04 March 2020

Our father among the saints James ‘the Faster’ of al-Jiyyeh


Saint James the Faster

The fourth of March in the Orthodox Church is the feast-day of the holy and God-bearing ascetic Saint James ‘the Faster’. Saint James was a sixth-century monastic who fell from grace, and killed a woman who came to him for healing. He then spent the next decade repenting of his sin in an open grave.

Saint James [Gk. Ιάκωβος] lived most of his life in the Phœnician port town of Porphyreon, now al-Jiyyeh الجية in Lebanon. He lived in a cave for fifteen years, bringing his soul closer to perfection in the image of Christ, and as a fruit of his ascetic labours he received the gift of wonderworking from the Lord. He was able to cure by the means of his prayers even the gravely ill and those on the brink of death. Through his efforts, many local people came to believe in Christ. His own fame spread so wide and he gained such acclaim that he removed himself to a more distant location, so that he would not succumb to temptation.

At one time, some local wags seeking to discredit James sent to him a woman of loose morals, who went to him weeping and pretending great distress, though in fact she was tempting him. Seeing himself about to fall, Saint James took his hand and thrust it into a nearby flame, holding it there until the flesh burned. Seeing this, the woman who came to him was filled with a genuine awe, and knelt down to him in true tears of repentance, and amended her life for the better.

But on a later occasion James would show no such restraint. The parents of a girl came to him, hoping that he would cure their daughter of a mental illness. After he healed her, however, he either seduced her or took her by force, and then killed her and threw her body in a river to conceal his sin. Having been thus snared by the force of his lusts and by the wiles of the Evil One, he lost his gift of wonderworking and was distraught and tormented by what he had done. He went into the wilderness and spent years out of the sight of men.
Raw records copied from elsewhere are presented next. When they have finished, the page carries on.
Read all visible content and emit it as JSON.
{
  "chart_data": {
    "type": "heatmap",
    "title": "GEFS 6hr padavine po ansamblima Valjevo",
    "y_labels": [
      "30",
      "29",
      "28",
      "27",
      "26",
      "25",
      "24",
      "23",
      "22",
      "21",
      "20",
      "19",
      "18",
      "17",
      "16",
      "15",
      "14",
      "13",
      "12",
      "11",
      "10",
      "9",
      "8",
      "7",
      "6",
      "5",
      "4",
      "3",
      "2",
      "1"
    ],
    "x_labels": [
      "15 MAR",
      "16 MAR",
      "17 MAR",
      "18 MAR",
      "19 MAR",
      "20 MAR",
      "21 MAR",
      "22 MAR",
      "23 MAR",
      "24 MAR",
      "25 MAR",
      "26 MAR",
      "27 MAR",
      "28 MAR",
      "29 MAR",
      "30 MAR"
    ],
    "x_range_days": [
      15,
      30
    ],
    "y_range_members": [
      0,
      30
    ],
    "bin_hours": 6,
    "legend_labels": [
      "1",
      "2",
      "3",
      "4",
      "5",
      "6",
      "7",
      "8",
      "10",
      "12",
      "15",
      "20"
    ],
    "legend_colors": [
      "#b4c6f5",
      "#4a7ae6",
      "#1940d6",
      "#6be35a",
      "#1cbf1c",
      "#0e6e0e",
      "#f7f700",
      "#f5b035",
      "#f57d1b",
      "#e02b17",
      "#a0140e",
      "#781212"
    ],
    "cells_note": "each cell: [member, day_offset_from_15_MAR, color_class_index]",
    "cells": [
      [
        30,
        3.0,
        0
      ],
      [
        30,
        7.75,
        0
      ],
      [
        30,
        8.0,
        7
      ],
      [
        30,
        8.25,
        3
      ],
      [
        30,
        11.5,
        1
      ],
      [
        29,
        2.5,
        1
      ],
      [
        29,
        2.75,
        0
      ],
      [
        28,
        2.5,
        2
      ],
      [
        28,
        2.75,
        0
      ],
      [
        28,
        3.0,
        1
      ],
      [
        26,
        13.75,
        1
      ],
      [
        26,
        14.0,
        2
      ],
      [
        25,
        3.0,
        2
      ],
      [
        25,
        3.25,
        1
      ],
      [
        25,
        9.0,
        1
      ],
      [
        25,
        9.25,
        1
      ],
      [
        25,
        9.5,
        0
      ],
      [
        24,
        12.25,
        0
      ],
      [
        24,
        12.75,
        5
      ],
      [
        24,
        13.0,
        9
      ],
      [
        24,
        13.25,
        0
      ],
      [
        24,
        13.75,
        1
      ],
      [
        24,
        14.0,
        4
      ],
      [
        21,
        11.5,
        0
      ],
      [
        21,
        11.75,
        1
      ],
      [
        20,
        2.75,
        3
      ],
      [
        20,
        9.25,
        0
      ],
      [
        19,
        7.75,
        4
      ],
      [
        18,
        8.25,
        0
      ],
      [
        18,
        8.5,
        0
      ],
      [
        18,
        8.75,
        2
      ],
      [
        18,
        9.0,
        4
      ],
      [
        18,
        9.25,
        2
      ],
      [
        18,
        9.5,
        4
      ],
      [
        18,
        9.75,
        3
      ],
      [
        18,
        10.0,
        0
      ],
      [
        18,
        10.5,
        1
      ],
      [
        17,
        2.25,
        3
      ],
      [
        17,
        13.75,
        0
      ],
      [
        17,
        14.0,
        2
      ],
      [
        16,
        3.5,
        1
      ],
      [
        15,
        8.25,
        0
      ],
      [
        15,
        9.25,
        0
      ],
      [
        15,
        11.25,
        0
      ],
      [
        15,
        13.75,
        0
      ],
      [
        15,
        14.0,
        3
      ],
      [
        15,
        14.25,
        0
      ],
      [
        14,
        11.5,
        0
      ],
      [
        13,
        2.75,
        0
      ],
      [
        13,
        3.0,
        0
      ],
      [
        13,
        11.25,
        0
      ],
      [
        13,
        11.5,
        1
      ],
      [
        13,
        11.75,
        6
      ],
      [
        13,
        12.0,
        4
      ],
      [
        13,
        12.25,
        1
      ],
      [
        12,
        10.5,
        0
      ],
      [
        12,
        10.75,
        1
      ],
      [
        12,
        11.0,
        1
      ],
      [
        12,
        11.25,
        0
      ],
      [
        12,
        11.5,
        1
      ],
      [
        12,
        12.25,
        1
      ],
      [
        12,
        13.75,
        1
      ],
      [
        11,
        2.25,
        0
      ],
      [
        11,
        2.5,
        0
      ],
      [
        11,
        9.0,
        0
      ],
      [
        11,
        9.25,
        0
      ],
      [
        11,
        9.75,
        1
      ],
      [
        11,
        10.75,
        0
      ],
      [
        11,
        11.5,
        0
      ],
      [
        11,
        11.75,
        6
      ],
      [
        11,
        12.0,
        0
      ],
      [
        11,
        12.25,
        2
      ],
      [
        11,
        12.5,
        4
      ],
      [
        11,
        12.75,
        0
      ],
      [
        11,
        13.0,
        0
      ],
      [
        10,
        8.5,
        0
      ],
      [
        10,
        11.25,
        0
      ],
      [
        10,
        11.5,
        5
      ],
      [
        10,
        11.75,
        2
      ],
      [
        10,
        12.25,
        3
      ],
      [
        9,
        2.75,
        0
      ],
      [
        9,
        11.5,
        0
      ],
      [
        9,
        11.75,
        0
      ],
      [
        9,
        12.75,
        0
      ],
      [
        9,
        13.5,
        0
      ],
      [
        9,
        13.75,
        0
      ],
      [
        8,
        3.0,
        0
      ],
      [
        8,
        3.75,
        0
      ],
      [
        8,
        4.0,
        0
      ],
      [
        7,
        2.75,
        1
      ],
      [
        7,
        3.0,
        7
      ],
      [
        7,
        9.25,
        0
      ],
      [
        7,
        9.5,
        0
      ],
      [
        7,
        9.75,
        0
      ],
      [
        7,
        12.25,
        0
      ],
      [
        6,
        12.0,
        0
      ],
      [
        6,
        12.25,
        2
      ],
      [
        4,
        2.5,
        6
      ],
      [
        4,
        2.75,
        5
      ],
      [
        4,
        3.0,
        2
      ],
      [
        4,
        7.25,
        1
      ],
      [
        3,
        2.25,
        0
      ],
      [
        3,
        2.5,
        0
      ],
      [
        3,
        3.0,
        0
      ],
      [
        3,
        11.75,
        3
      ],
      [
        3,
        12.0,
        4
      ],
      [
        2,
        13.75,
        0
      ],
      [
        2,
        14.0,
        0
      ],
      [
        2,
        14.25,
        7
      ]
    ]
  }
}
In the height of his distress he went to a cœnobitic community which had been established in the Syrian wilderness, and he begged to speak to the abbot. The igumen of the community heard his confession, and understood the profundity of the monk’s fall. Fearing that James would succumb to despair and self-destruction, the abbot recommended to him that he stay with them. However, James went out from them. The Lord brought him to another hermit living in the Syrian desert, who also heard his confession and asked him to stay with him. However, James would not stay there either; he spent the next ten years living in an open grave, mourning over his sin.

There was a drought in the region where James was, living in his grave open to the sky. Crops withered, and people and livestock both starved. When they found where he was, the people of that area went to him to ask his prayers to God to alleviate their suffering. When at last it began to rain as a result of his prayers, James took it as a sign that his sin had been forgiven. Even so, he lived the rest of his life in contrition despite his abilities as a wonderworker returning to him, and when he reposed he was buried in the same grave in which he had spent over ten years of his life.

It does not seem accidental this year that the feast-day of Saint James ‘the Faster’ comes so hard on the heels of Forgiveness Sunday. It is hard for me to like or even to respect Saint James, particularly in light of the clerical abuse crisis that is currently roiling the Latin church, and which has not left the Orthodox Church untouched. He was in a position of spiritual authority over a young woman in a subordinate position, he abused her, and then he killed her. In a day and age when so much actual spiritual abuse is hushed up, covered up and hand-waved away by complicit and complacent spiritual authorities, hagiographical accounts like that of Saint James the Faster can seem a little too trite, a little too platitudinous on first blush. There is something in the terminology of the hagiography that – despite James spending ten whole years in an open grave mourning over his sins – still seems to let him off too easy.

And yet, the entire œconomy of forgiveness is scandalous – it speaks to the fact that it is not earned, that it is not just (as Mâr ’Ishâq would say), that it is gratuitous, that it is wilful and that it is not tied to any præcondition. Indeed, if it were not so, not one person, no matter how seemingly pure or holy, would be able to stand justified at the foot of the Cross. There is an enormous mystery at the bottom line of the hagiography of this Lebanese saint, a leap of illogic that throws the reader off balance. In this season, it shows me exactly how far from the spirit of true forgiveness I stand, and thus how far from existing in the spirit of Mâr ’Afrâm’s Lenten prayer of repentance I still am. It is in this spirit, torn between scandal and knowledge of my own deficiencies, that I ask for Saint James’s intercession. Venerable James, beneficiary of God’s infinite mercies, pray unto Christ our Lord that he show the same kindness to us sinners!